The way we learn history is terrifying. We miss so many portions of it and end up consistently circling the same timelines— the American Revolution then the Civil War...or maybe the Civil War and then the American Revolution! Even having excellent social studies teachers in middle and high school, we still managed to miss so much.


Suddenly, I was studying pre-colonial Africa, the history of Christianity, diving deeper into the history of the Renaissance and Reformation, learning staggering truths about the Vietnam War (and let me just say, I don't think I've ever received that much information about a war in my life), and exploring regions of the world I would have missed entirely if I hadn't changed my major.


There was one unforgettable moment for me—I can't tell you what class it was or what was being said—but I remember sitting there, my jaw on the floor. I had never heard the information was I given in that moment, not in any course I'd attended before college. And then the disbelief gave way to my being enraged. I was learning things the average person should absolutely know. I couldn't stop thinking about how crazy it was to know people were walking around WITHOUT the knowledge I was receiving.
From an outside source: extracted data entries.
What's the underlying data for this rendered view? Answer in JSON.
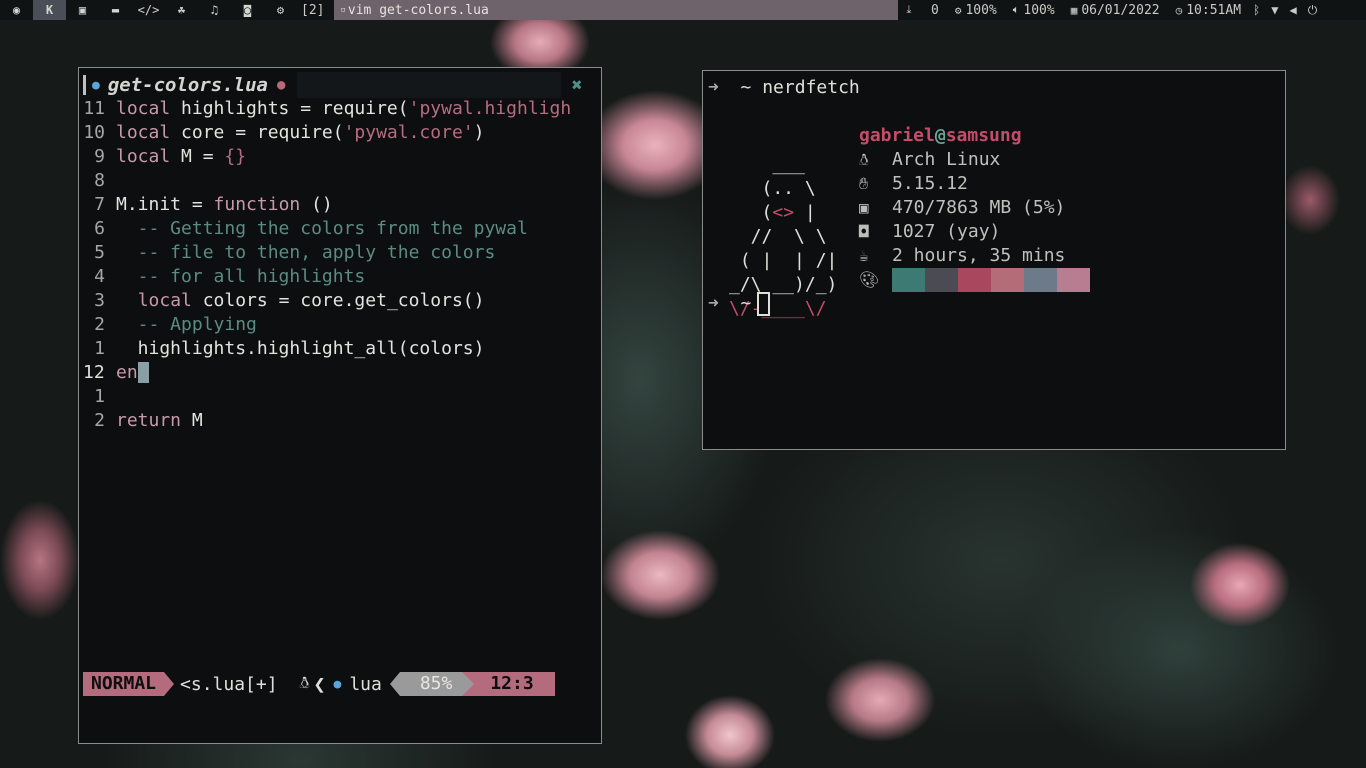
{
  "topbar": {
    "workspace_icons": [
      "arch-logo-icon",
      "k-icon",
      "terminal-icon",
      "folder-icon",
      "code-icon",
      "people-icon",
      "music-icon",
      "discord-icon",
      "gear-icon"
    ],
    "workspace_count": "[2]",
    "window_title": "vim get-colors.lua",
    "downloads": "0",
    "cpu": "100%",
    "volume": "100%",
    "date": "06/01/2022",
    "time": "10:51AM",
    "tray_icons": [
      "bluetooth-icon",
      "wifi-icon",
      "volume-icon",
      "power-icon"
    ]
  },
  "vim": {
    "tab": {
      "filename": "get-colors.lua",
      "modified_dot": "●",
      "close": "✖"
    },
    "lines": [
      {
        "num": "11",
        "parts": [
          [
            "kw",
            "local"
          ],
          [
            "txt",
            " highlights = require("
          ],
          [
            "str",
            "'pywal.highligh"
          ]
        ]
      },
      {
        "num": "10",
        "parts": [
          [
            "kw",
            "local"
          ],
          [
            "txt",
            " core = require("
          ],
          [
            "str",
            "'pywal.core'"
          ],
          [
            "txt",
            ")"
          ]
        ]
      },
      {
        "num": "9",
        "parts": [
          [
            "kw",
            "local"
          ],
          [
            "txt",
            " M = "
          ],
          [
            "str",
            "{}"
          ]
        ]
      },
      {
        "num": "8",
        "parts": []
      },
      {
        "num": "7",
        "parts": [
          [
            "txt",
            "M.init = "
          ],
          [
            "kw",
            "function"
          ],
          [
            "txt",
            " ()"
          ]
        ]
      },
      {
        "num": "6",
        "parts": [
          [
            "cm",
            "  -- Getting the colors from the pywal"
          ]
        ]
      },
      {
        "num": "5",
        "parts": [
          [
            "cm",
            "  -- file to then, apply the colors"
          ]
        ]
      },
      {
        "num": "4",
        "parts": [
          [
            "cm",
            "  -- for all highlights"
          ]
        ]
      },
      {
        "num": "3",
        "parts": [
          [
            "txt",
            "  "
          ],
          [
            "kw",
            "local"
          ],
          [
            "txt",
            " colors = core.get_colors()"
          ]
        ]
      },
      {
        "num": "2",
        "parts": [
          [
            "cm",
            "  -- Applying"
          ]
        ]
      },
      {
        "num": "1",
        "parts": [
          [
            "txt",
            "  highlights.highlight_all(colors)"
          ]
        ]
      },
      {
        "num": "12",
        "current": true,
        "parts": [
          [
            "kw",
            "en"
          ],
          [
            "cur",
            "d"
          ]
        ]
      },
      {
        "num": "1",
        "parts": []
      },
      {
        "num": "2",
        "parts": [
          [
            "kw",
            "return"
          ],
          [
            "txt",
            " M"
          ]
        ]
      }
    ],
    "status": {
      "mode": "NORMAL",
      "file": "<s.lua[+]",
      "os_icon": "linux-icon",
      "sep": "❮",
      "filetype": "lua",
      "percent": "85%",
      "position": "12:3"
    }
  },
  "terminal": {
    "prompt_arrow": "➜",
    "prompt_dir": "~",
    "command": "nerdfetch",
    "ascii": [
      "    ___",
      "   (.. \\",
      "   (<> |",
      "  //  \\ \\",
      " ( |  | /|",
      "_/\\ __)/_)",
      "\\/-____\\/"
    ],
    "info": {
      "user": "gabriel",
      "at": "@",
      "host": "samsung",
      "os": "Arch Linux",
      "kernel": "5.15.12",
      "memory": "470/7863 MB (5%)",
      "packages": "1027 (yay)",
      "uptime": "2 hours, 35 mins"
    },
    "palette": [
      "#3d7a74",
      "#4b4c53",
      "#a8475e",
      "#b46c78",
      "#6c7a89",
      "#b97d91"
    ]
  }
}
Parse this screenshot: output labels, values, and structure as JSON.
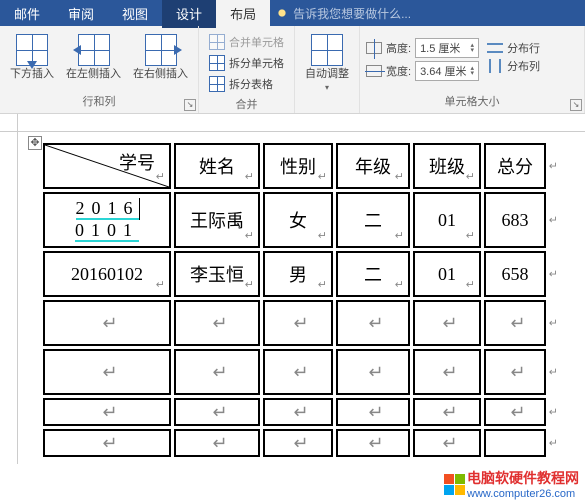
{
  "tabs": {
    "mail": "邮件",
    "review": "审阅",
    "view": "视图",
    "design": "设计",
    "layout": "布局"
  },
  "tellme": "告诉我您想要做什么...",
  "ribbon": {
    "rows_cols": {
      "insert_below": "下方插入",
      "insert_left": "在左侧插入",
      "insert_right": "在右侧插入",
      "group_label": "行和列"
    },
    "merge": {
      "merge_cells": "合并单元格",
      "split_cells": "拆分单元格",
      "split_table": "拆分表格",
      "group_label": "合并"
    },
    "autofit": {
      "label": "自动调整"
    },
    "cell_size": {
      "height_label": "高度:",
      "width_label": "宽度:",
      "height_value": "1.5 厘米",
      "width_value": "3.64 厘米",
      "group_label": "单元格大小"
    },
    "distribute": {
      "rows": "分布行",
      "cols": "分布列"
    }
  },
  "table": {
    "headers": [
      "学号",
      "姓名",
      "性别",
      "年级",
      "班级",
      "总分"
    ],
    "rows": [
      [
        "20160101",
        "王际禹",
        "女",
        "二",
        "01",
        "683"
      ],
      [
        "20160102",
        "李玉恒",
        "男",
        "二",
        "01",
        "658"
      ]
    ]
  },
  "watermark": {
    "text1": "电脑软硬件教程网",
    "text2": "www.computer26.com"
  }
}
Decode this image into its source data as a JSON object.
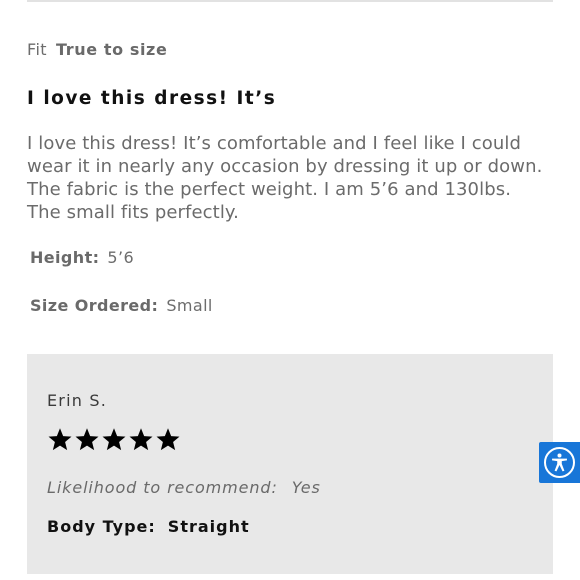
{
  "review": {
    "fit_label": "Fit",
    "fit_value": "True to size",
    "title": "I love this dress! It’s",
    "body_lines": [
      "I love this dress! It’s comfortable and I feel like I could",
      "wear it in nearly any occasion by dressing it up or down.",
      "The fabric is the perfect weight. I am 5’6 and 130lbs.",
      "The small fits perfectly."
    ],
    "height_label": "Height:",
    "height_value": "5’6",
    "size_label": "Size Ordered:",
    "size_value": "Small"
  },
  "reviewer": {
    "name": "Erin S.",
    "rating": 5,
    "rating_max": 5,
    "recommend_label": "Likelihood to recommend:",
    "recommend_value": "Yes",
    "body_type_label": "Body Type:",
    "body_type_value": "Straight"
  },
  "accessibility_widget": {
    "icon": "accessibility-person-icon",
    "color": "#1876d8"
  },
  "colors": {
    "card_background": "#e8e8e8",
    "star_fill": "#000000"
  }
}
Fast forward to grad school, and my studies have become even more immersive. I've researched the decolonization of European "empires" around the world, discovered unexpected environmental impacts on history, and traced how the Atlantic Worlds connects to almost every era and portion of history. I fear my jaw still hasn't recovered— it's still very much on the floor.


One night, while doing some research for a paper, I stopped everything I was doing and just started to cry. Not because of the workload or the six hundred pages of reading I was supposed to do that week, but because what I was reading was beyond heart breaking—to know this information and feel like I had no one to share it with. It felt like I was carrying a burden that most would not understand and I hated that they would never know of it. I cried for lives lost—most times for no reason, for the way so many had been silenced and for those who fought to break through that silence—I imagined how different people might think if only they knew.


Then there were days I didn't want to know anything at all. Those days came after hearing people advocating for erasing parts of history from curricula—history that already needed more depth, not deletion. Other days or times, it was simply knowing how some people's stories ended. I specialize in the history of Victorian England lesbian relationships and Victorian England true crime cases. Sometimes I hold their words in my hands, printed from an archive, wishing I could speak to the person who wrote them—to warn them, comfort them, or simply let them know they were never wrong for existing. So many people have changed my life and they will simply never know. Carrying their stories feels like such an honor and such a responsibility. And with all of this knowledge, all I can hope is that I do right by them—that I keep fighting for their voices to be heard.


History has changed so drastically for me. I fell in love with it as a kid, reading the American Girls series. Some days, I wish I could go back to loving it the way I did then—when it was just curiosity, not a calling. Now, I have so much work to do.


What would you do when you learn something you can and will never unknow?